El día en que las autoridades detuvieron a Acosta

Scandale de l’autoatentat : le cas de Norma Acosta

Norma Acosta, une femme récemment arrêtée, est accusée d’être l’instigatrice et l’organisatrice d’un autoattentat survenu dans le quartier de Tablada en mai dernier. Ce fait divers a suscité un vif intérêt médiatique en raison de la gravité des accusations et des implications qui en découlent.

Le contexte de l’affaire

Selon les éléments de l’enquête menée par la Fiscalité de Rosario, l’objectif d’Acosta serait d’attaquer d’anciens chefs de police actuellement sous le coup d’une enquête pour des accusations de corruption. Ces accusations tournent autour du détournement de fonds destinés à l’achat de carburant pour les véhicules de police. Cet événement a coïncidé avec la mise au jour d’un scandale qui est apparu en même temps que l’incident survenu à son domicile, situé au 3400 de la rue Larguía, au sud de la ville.

L’arrestation et les charges contre Acosta

D’après un rapport de Rosario 3, lors d’une audience récente, Juan José Gómez, alias “Jota Jota”, a également été placé en détention préventive. Tous deux sont accusés d’intimidation publique aggravée par l’utilisation d’une arme à feu, impliquant également un mineur dans cette affaire. La juge Eleonora Verón a qualifié cette affaire d’une grande gravité.

Les acteurs du crime

Lors de l’arrestation d’Acosta, les autorités ont identifié plusieurs acteurs impliqués dans cette affaire, notamment un mineur de 17 ans, connu sous les initiales I. N., soupçonné d’être l’auteur des tirs, et un jeune homme de 18 ans, N. R., qui a conduit la bicyclette utilisée lors de l’attaque. Si N. R. a été placé en détention, le mineur a été libéré après des interrogatoires. L’enquête a également établi le lien avec N. M. D., un individu lié à une organisation de supporters d’une équipe de football locale, Newell’s Old Boys, chargé de recruter les personnes nécessaires à l’exécution de l’attaque.

Déroulement de l’attaque

Les faits remontent au 7 mai, lorsque Norma Acosta a signalé avoir été victime de tirs provenant de deux individus à bord d’un Volkswagen Voyage. Au départ, elle a accusé les anciens chefs de la police de ce méfait, prétendant que cette action était une vengeance liée à ses dénonciations sur les réseaux sociaux. Par ailleurs, il a été révélé que des évidences numériques et des vidéos ont contredit sa version, montrant que les tireurs s’étaient déplacés à bicyclette.

Les preuves accablantes

Suite à l’incohérence des déclarations d’Acosta, le procureur a ordonné la perquisition de son domicile. Cela a permis de saisir son téléphone, et des échanges dans des messages privés ont révélé des détails pertinents concernant la planification de l’attaque. Dans un de ces échanges, Acosta exprimait des doutes sur la réalisation de l’attentat prévu pour le 6 mai, ce qui témoigne de la prémeditation qui entoure cette affaire.

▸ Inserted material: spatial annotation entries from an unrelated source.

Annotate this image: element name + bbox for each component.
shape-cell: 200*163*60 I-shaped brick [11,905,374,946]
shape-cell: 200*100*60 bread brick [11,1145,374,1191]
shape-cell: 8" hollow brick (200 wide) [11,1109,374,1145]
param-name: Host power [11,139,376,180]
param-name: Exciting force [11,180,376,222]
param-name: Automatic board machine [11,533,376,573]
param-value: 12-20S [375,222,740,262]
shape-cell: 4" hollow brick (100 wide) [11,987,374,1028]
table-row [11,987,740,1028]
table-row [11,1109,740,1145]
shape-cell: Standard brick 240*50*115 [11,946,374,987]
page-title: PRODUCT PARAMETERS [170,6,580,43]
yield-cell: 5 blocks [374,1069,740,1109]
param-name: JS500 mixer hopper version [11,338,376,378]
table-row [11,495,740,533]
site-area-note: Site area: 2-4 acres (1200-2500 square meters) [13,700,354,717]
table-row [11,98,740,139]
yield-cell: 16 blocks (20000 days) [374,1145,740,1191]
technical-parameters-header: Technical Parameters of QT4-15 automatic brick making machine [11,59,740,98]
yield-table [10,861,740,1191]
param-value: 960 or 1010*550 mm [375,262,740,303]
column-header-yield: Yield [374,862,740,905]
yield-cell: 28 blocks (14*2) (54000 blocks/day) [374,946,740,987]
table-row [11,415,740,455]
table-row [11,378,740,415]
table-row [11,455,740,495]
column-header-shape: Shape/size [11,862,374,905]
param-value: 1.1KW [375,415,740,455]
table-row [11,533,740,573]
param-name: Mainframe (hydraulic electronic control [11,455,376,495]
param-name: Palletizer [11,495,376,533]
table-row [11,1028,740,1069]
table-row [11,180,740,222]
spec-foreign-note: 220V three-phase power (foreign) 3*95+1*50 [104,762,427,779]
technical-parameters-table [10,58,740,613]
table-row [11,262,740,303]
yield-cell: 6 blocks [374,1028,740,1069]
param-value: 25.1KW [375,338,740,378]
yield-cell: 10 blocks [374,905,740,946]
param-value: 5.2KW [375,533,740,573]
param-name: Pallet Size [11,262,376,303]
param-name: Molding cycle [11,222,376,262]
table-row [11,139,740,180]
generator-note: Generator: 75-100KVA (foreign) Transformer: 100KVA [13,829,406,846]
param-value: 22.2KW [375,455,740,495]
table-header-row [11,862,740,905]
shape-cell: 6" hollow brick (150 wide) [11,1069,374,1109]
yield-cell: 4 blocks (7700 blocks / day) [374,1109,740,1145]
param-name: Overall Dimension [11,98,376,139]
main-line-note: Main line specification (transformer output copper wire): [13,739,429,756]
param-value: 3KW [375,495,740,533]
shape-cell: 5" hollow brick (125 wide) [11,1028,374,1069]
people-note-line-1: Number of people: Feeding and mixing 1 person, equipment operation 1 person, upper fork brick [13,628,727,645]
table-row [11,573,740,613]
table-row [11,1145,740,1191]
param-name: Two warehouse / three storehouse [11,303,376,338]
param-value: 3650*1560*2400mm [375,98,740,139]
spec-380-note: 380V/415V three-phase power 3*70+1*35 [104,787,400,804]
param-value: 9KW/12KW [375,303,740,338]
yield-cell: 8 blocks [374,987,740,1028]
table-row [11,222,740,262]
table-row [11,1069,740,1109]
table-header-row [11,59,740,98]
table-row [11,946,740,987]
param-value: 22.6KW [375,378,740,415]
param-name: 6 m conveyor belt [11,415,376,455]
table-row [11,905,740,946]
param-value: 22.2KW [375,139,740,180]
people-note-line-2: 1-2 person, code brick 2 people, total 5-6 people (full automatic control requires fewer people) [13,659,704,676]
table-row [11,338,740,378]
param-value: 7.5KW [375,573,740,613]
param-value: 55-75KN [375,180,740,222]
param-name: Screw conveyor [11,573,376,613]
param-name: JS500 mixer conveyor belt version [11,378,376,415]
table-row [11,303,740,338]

Les répercussions de l’affaire

La division des affaires internes a intensifié ses efforts pour démanteler d’éventuels réseaux criminels au sein des forces de police. Ainsi, le 7 mai dernier, une opération a eu lieu dans le quartier de Tablada, permettant l’arrestation d’Acosta sous l’accusation de diverses infractions, y compris celle d’instigation aggravée d’un autoattentat et d’intimidation publique.

Los celulares incautados en donde
Les téléphones confisqués où ont été trouvés les messages de Norma Acosta avec son partenaire

Les répercussions de cette affaire sont considérables, tant sur le plan légal que médiatique. L’implication d’anciens policiers et le usage d’une violence policière dans cette affaire soulèvent des inquiétudes quant à l’intégrité des forces de l’ordre. La situation de Norma Acosta met également en lumière les enjeux sous-jacents liés à la corruption et à la criminalité organisée au sein des institutions publiques. Les enquêteurs continuent de travailler sur les ramifications de cette affaire, cherchant à démêler le réseau complexe qui entoure ces accusations.